Credit Bank of Moscow’s controlling shareholder is Roman Avdeev, a billionaire who bought the lender when it was little more than a banking license in 1994. Avdeev was included on a U.S. Treasury list of oligarchs released in January. While those named weren’t targeted for restrictions, the move demonstrated that they were on Washington’s radar.
Avdeev’s bank is the only one in the so-called Moscow ring — a group of private lenders that expanded after the first wave of sanctions restricted state-owned banks’ international borrowing — that has avoided a government bailout. Otkritie, B&N Bank PJSC and Promsvyazbank PJSC were nationalized last year, when the central bank uncovered holes in their balance sheets, costing the state 1.9 trillion rubles.
All of the lenders have raised funds using SPVs, structures that typically have no employees and can borrow on behalf of a sponsor company elsewhere by selling bonds. Ireland has become a global hub for SPVs, and is now home to about 1,100 of them with 333 billion euros ($397 billion) of assets, according to data from the nation’s central bank. The entities generated 284 million euros in fees last year for the firms that arrange them, the regulator estimates.
Russians are among the most active sponsors of Irish SPVs, accounting for about 14 percent of their assets, or some 47 billion euros, central bank figures show. Regulators in Dublin, who began amassing data on the sector several years ago, have struggled to analyze some entities because of “the complexity and opaqueness of their transactions,” according to a July 2015 report.
Credit Bank of Moscow’s SPV is overseen by Cafico International, a Dublin-based accounting firm that has structured many Russian-linked entities from an office close to the childhood home of Oscar Wilde on Merrion Square. Rodney O’Rourke, managing director at Cafico, didn’t respond to emails and phone calls seeking comment. Katie Philpott, a spokeswoman for Ireland’s central bank, declined to comment.
While many companies set up Irish SPVs for legitimate purposes, some have allegedly been misused. At least two Russian lenders, Vneshprombank and Tatfondbank, used them to raise funds before they foundered amid accusations of fraud and embezzlement.

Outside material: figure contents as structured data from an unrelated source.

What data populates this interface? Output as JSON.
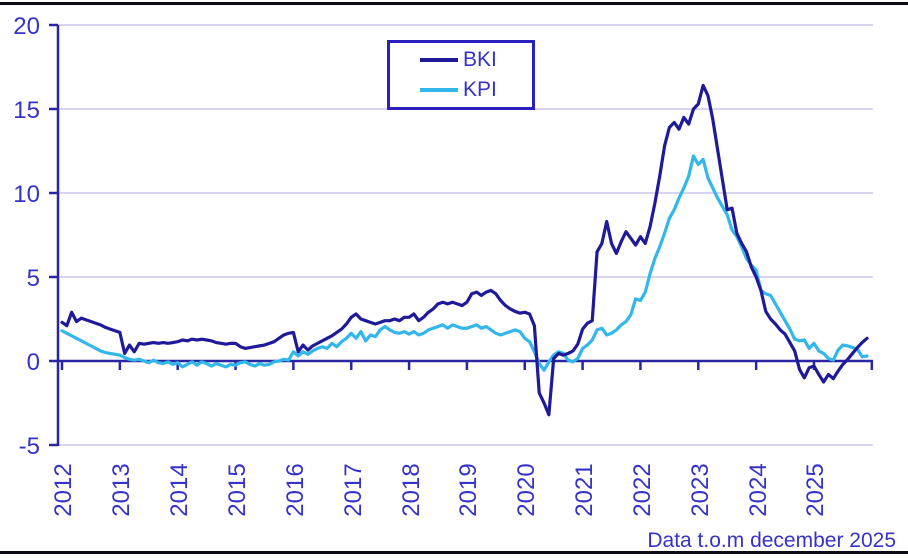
{
  "footer": {
    "note": "Data t.o.m december 2025"
  },
  "chart_data": {
    "type": "line",
    "title": "",
    "xlabel": "",
    "ylabel": "",
    "x_start": "2012-01",
    "x_end": "2025-12",
    "frequency": "monthly",
    "points_per_series": 168,
    "ylim": [
      -5,
      20
    ],
    "grid": true,
    "legend_position": "top-center",
    "ytick_values": [
      20,
      15,
      10,
      5,
      0,
      -5
    ],
    "ytick_labels": [
      "20",
      "15",
      "10",
      "5",
      "0",
      "-5"
    ],
    "xtick_labels": [
      "2012",
      "2013",
      "2014",
      "2015",
      "2016",
      "2017",
      "2018",
      "2019",
      "2020",
      "2021",
      "2022",
      "2023",
      "2024",
      "2025"
    ],
    "style": {
      "axis_color": "#2a26a3",
      "grid_color": "#d9d4f0",
      "label_color": "#3732c8",
      "legend_border_color": "#2b1fc0",
      "page_border_color": "#0b0b12"
    },
    "series": [
      {
        "name": "BKI",
        "color": "#1f1a99",
        "values": [
          2.3,
          2.1,
          2.9,
          2.35,
          2.55,
          2.45,
          2.35,
          2.25,
          2.15,
          2.0,
          1.9,
          1.8,
          1.7,
          0.45,
          0.95,
          0.55,
          1.05,
          1.0,
          1.05,
          1.1,
          1.05,
          1.1,
          1.05,
          1.1,
          1.15,
          1.25,
          1.2,
          1.3,
          1.25,
          1.3,
          1.25,
          1.2,
          1.1,
          1.05,
          1.0,
          1.05,
          1.05,
          0.85,
          0.75,
          0.8,
          0.85,
          0.9,
          0.95,
          1.05,
          1.15,
          1.35,
          1.55,
          1.65,
          1.7,
          0.55,
          0.95,
          0.65,
          0.9,
          1.05,
          1.2,
          1.35,
          1.5,
          1.7,
          1.9,
          2.2,
          2.6,
          2.8,
          2.5,
          2.4,
          2.3,
          2.2,
          2.3,
          2.4,
          2.4,
          2.5,
          2.4,
          2.6,
          2.6,
          2.8,
          2.4,
          2.6,
          2.9,
          3.1,
          3.4,
          3.5,
          3.4,
          3.5,
          3.4,
          3.3,
          3.5,
          4.0,
          4.1,
          3.9,
          4.1,
          4.2,
          4.0,
          3.6,
          3.3,
          3.1,
          2.95,
          2.85,
          2.9,
          2.8,
          2.1,
          -1.9,
          -2.5,
          -3.2,
          0.15,
          0.45,
          0.35,
          0.45,
          0.6,
          1.0,
          1.9,
          2.25,
          2.4,
          6.5,
          7.0,
          8.3,
          7.0,
          6.4,
          7.1,
          7.7,
          7.3,
          6.9,
          7.4,
          7.0,
          8.0,
          9.4,
          11.0,
          12.8,
          13.9,
          14.2,
          13.8,
          14.5,
          14.1,
          15.0,
          15.3,
          16.4,
          15.8,
          14.4,
          12.6,
          10.8,
          9.0,
          9.1,
          7.6,
          7.0,
          6.5,
          5.6,
          5.0,
          4.2,
          2.95,
          2.5,
          2.2,
          1.85,
          1.6,
          1.1,
          0.6,
          -0.5,
          -1.0,
          -0.4,
          -0.3,
          -0.8,
          -1.25,
          -0.8,
          -1.05,
          -0.6,
          -0.2,
          0.1,
          0.45,
          0.8,
          1.1,
          1.35
        ]
      },
      {
        "name": "KPI",
        "color": "#31b7e9",
        "values": [
          1.8,
          1.65,
          1.5,
          1.35,
          1.2,
          1.05,
          0.9,
          0.75,
          0.6,
          0.5,
          0.45,
          0.4,
          0.35,
          0.2,
          0.1,
          0.05,
          0.1,
          0.0,
          -0.1,
          0.05,
          -0.1,
          -0.15,
          -0.05,
          -0.2,
          -0.1,
          -0.35,
          -0.2,
          -0.05,
          -0.25,
          -0.05,
          -0.15,
          -0.3,
          -0.15,
          -0.25,
          -0.35,
          -0.2,
          -0.25,
          -0.1,
          -0.05,
          -0.2,
          -0.3,
          -0.15,
          -0.25,
          -0.2,
          -0.05,
          0.0,
          0.1,
          0.05,
          0.55,
          0.3,
          0.55,
          0.4,
          0.6,
          0.75,
          0.85,
          0.75,
          1.05,
          0.85,
          1.15,
          1.35,
          1.65,
          1.35,
          1.75,
          1.2,
          1.55,
          1.45,
          1.85,
          2.05,
          1.85,
          1.7,
          1.65,
          1.75,
          1.6,
          1.75,
          1.55,
          1.65,
          1.85,
          1.95,
          2.05,
          2.15,
          1.95,
          2.15,
          2.05,
          1.95,
          1.95,
          2.05,
          2.15,
          1.95,
          2.05,
          1.85,
          1.65,
          1.55,
          1.65,
          1.75,
          1.85,
          1.75,
          1.35,
          1.15,
          0.55,
          -0.15,
          -0.55,
          -0.05,
          0.35,
          0.55,
          0.45,
          0.05,
          -0.05,
          0.15,
          0.75,
          0.95,
          1.25,
          1.85,
          1.95,
          1.55,
          1.65,
          1.85,
          2.15,
          2.35,
          2.75,
          3.7,
          3.6,
          4.1,
          5.2,
          6.1,
          6.8,
          7.6,
          8.5,
          9.0,
          9.7,
          10.3,
          11.0,
          12.2,
          11.7,
          12.0,
          10.9,
          10.3,
          9.7,
          9.2,
          8.7,
          7.8,
          7.4,
          6.8,
          6.1,
          5.7,
          5.4,
          4.2,
          4.0,
          3.9,
          3.4,
          2.9,
          2.4,
          1.9,
          1.3,
          1.2,
          1.25,
          0.75,
          1.05,
          0.6,
          0.45,
          0.15,
          0.05,
          0.65,
          0.95,
          0.9,
          0.8,
          0.7,
          0.25,
          0.3
        ]
      }
    ]
  }
}
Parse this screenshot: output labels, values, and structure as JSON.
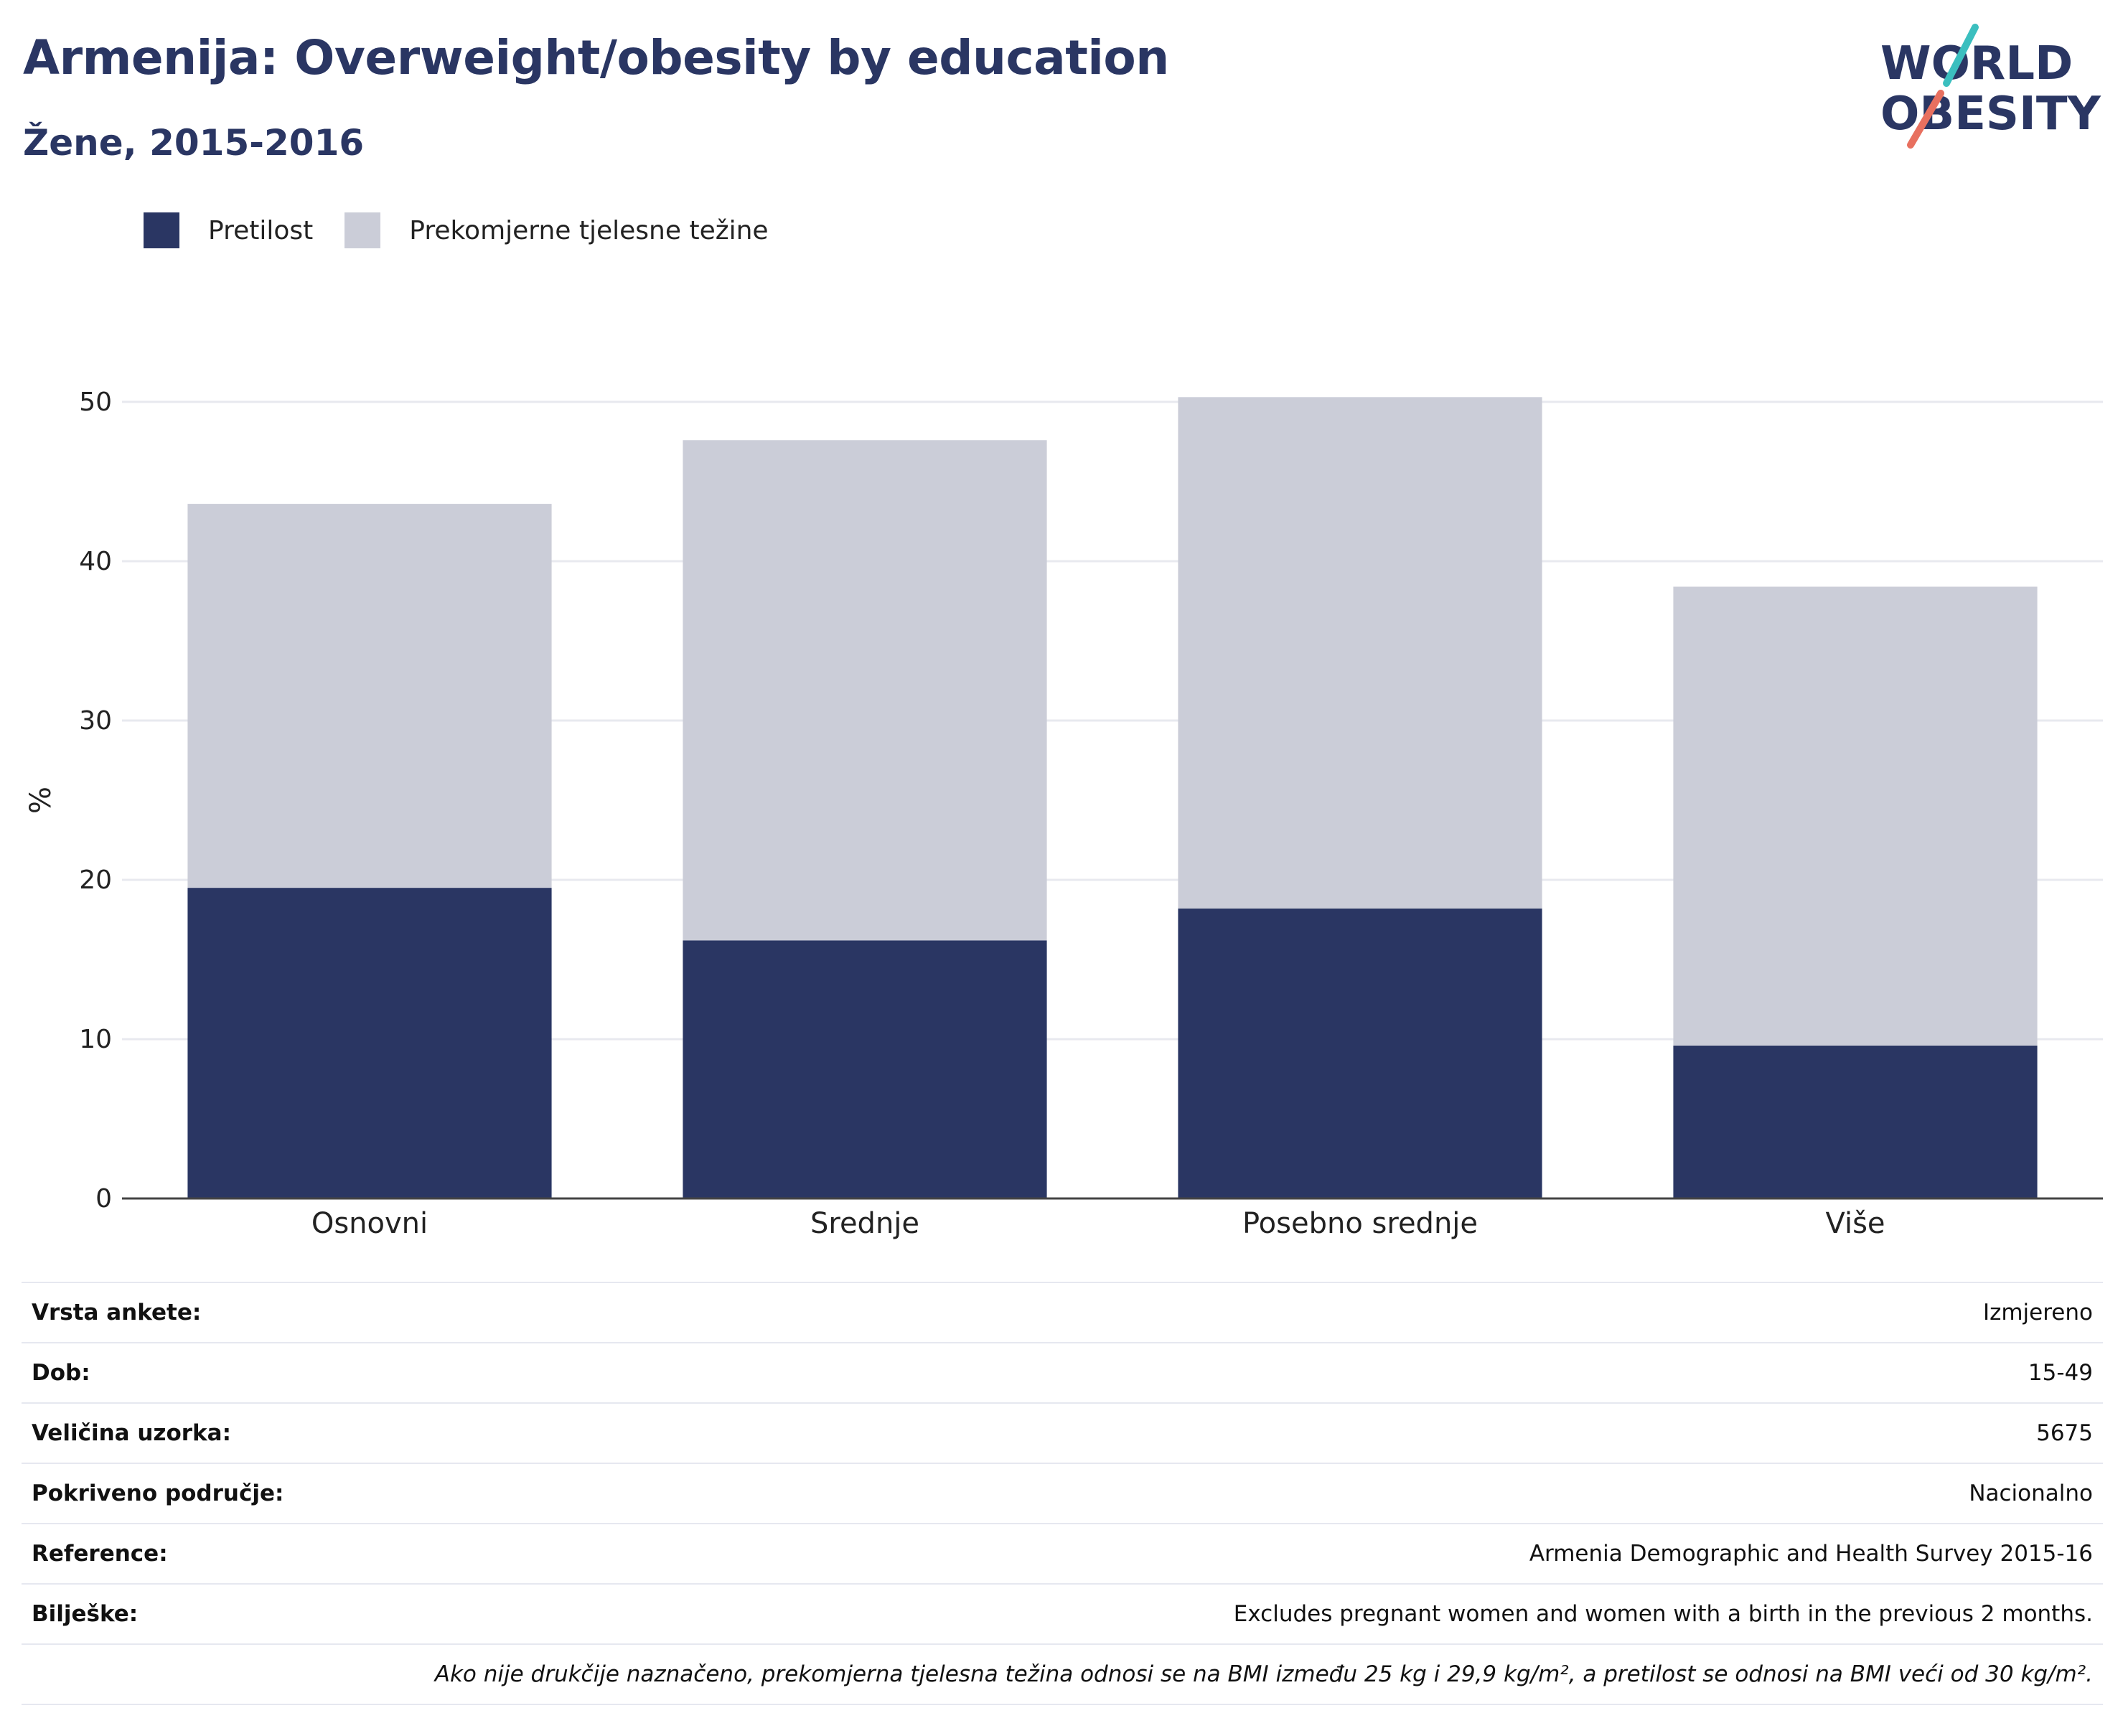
{
  "header": {
    "title": "Armenija: Overweight/obesity by education",
    "subtitle": "Žene, 2015-2016"
  },
  "logo": {
    "line1": "WORLD",
    "line2": "OBESITY"
  },
  "chart_data": {
    "type": "bar",
    "stacked": true,
    "categories": [
      "Osnovni",
      "Srednje",
      "Posebno srednje",
      "Više"
    ],
    "series": [
      {
        "name": "Pretilost",
        "values": [
          19.5,
          16.2,
          18.2,
          9.6
        ],
        "color": "#2a3663"
      },
      {
        "name": "Prekomjerne tjelesne težine",
        "values": [
          24.1,
          31.4,
          32.1,
          28.8
        ],
        "color": "#cbcdd8"
      }
    ],
    "ylabel": "%",
    "xlabel": "",
    "ylim": [
      0,
      50
    ],
    "yticks": [
      0,
      10,
      20,
      30,
      40,
      50
    ],
    "grid": true,
    "legend": "top-left"
  },
  "info": {
    "rows": [
      {
        "label": "Vrsta ankete:",
        "value": "Izmjereno"
      },
      {
        "label": "Dob:",
        "value": "15-49"
      },
      {
        "label": "Veličina uzorka:",
        "value": "5675"
      },
      {
        "label": "Pokriveno područje:",
        "value": "Nacionalno"
      },
      {
        "label": "Reference:",
        "value": "Armenia Demographic and Health Survey 2015-16"
      },
      {
        "label": "Bilješke:",
        "value": "Excludes pregnant women and women with a birth in the previous 2 months."
      }
    ],
    "footnote": "Ako nije drukčije naznačeno, prekomjerna tjelesna težina odnosi se na BMI između 25 kg i 29,9 kg/m², a pretilost se odnosi na BMI veći od 30 kg/m²."
  }
}
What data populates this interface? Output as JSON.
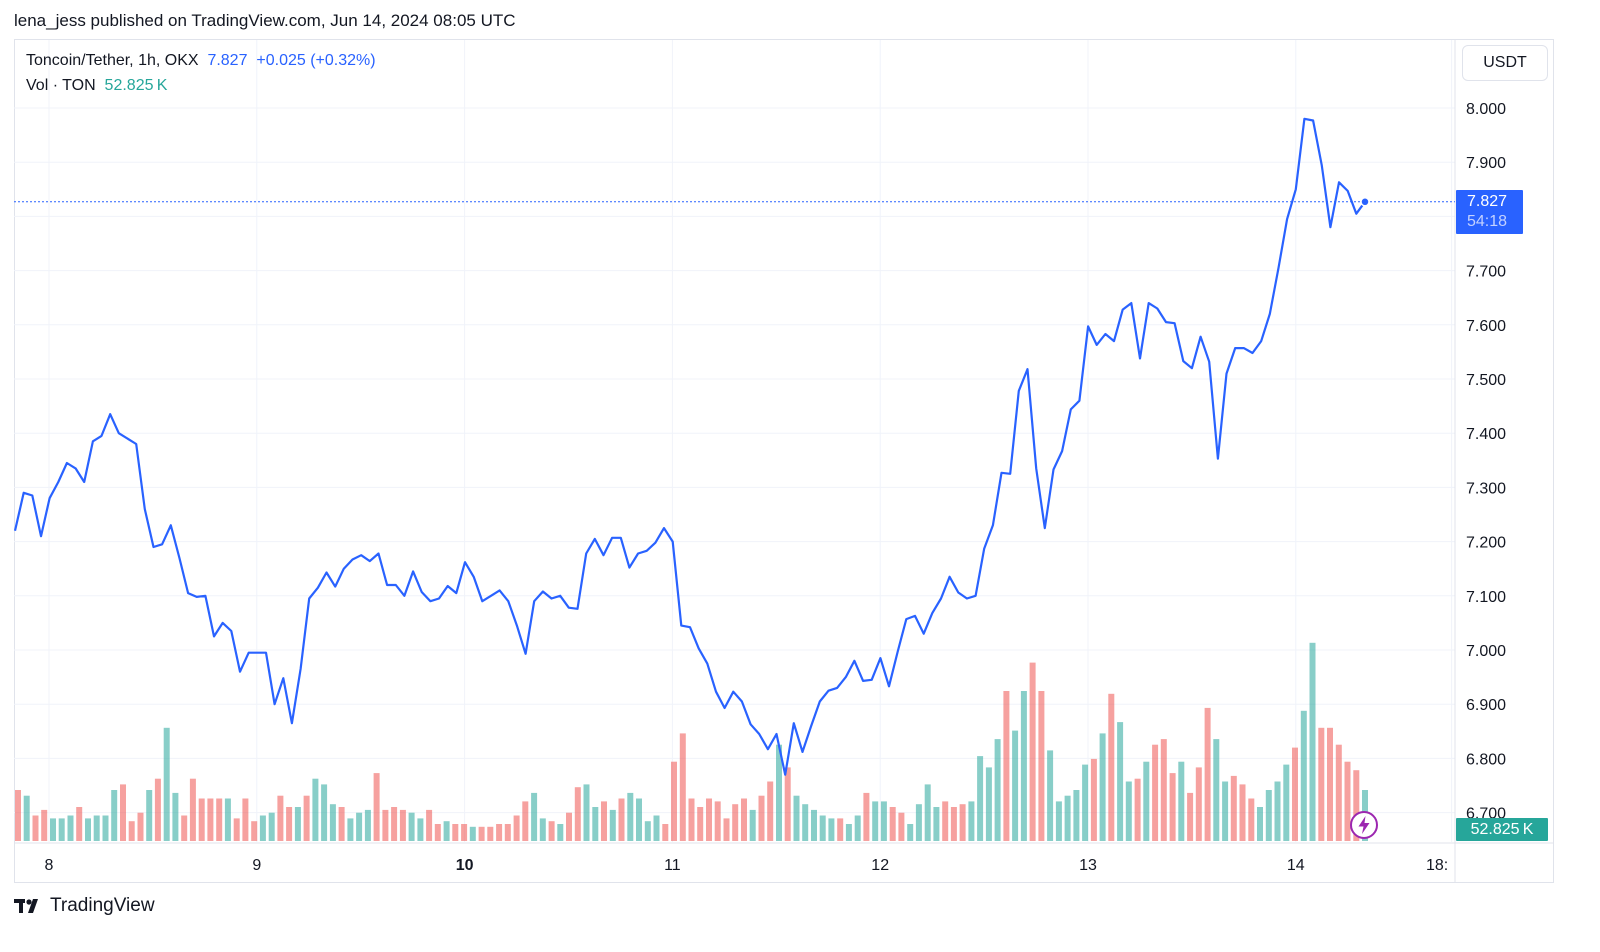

Peresvet, which had been part-owned by the Russian Orthodox Church, used an Irish SPV until it imploded in 2016, burning subordinated bondholders and forcing a 66.7-billion-ruble bailout by a bank owned by Rosneft. Polunin, the executive now at Credit Bank of Moscow, was tapped to lead the rescue.
Meanwhile, Credit Bank of Moscow continues to draw closer to Rosneft. In April, a pension fund for Rosneft workers merged with a fund belonging to Avdeev, bringing together 110 billion rubles under management.
“This is just one of several stories that illustrates the risks you run if you’re an international financial center,” Stefan Gerlach, deputy governor at the Irish central bank until 2015, said in an interview. “Politicians in Ireland have been so gung-ho on it because they recognize that it generates employment and tax revenues. But they haven’t recognized that it can be source of reputational risk and can also be a source of serious concerns.”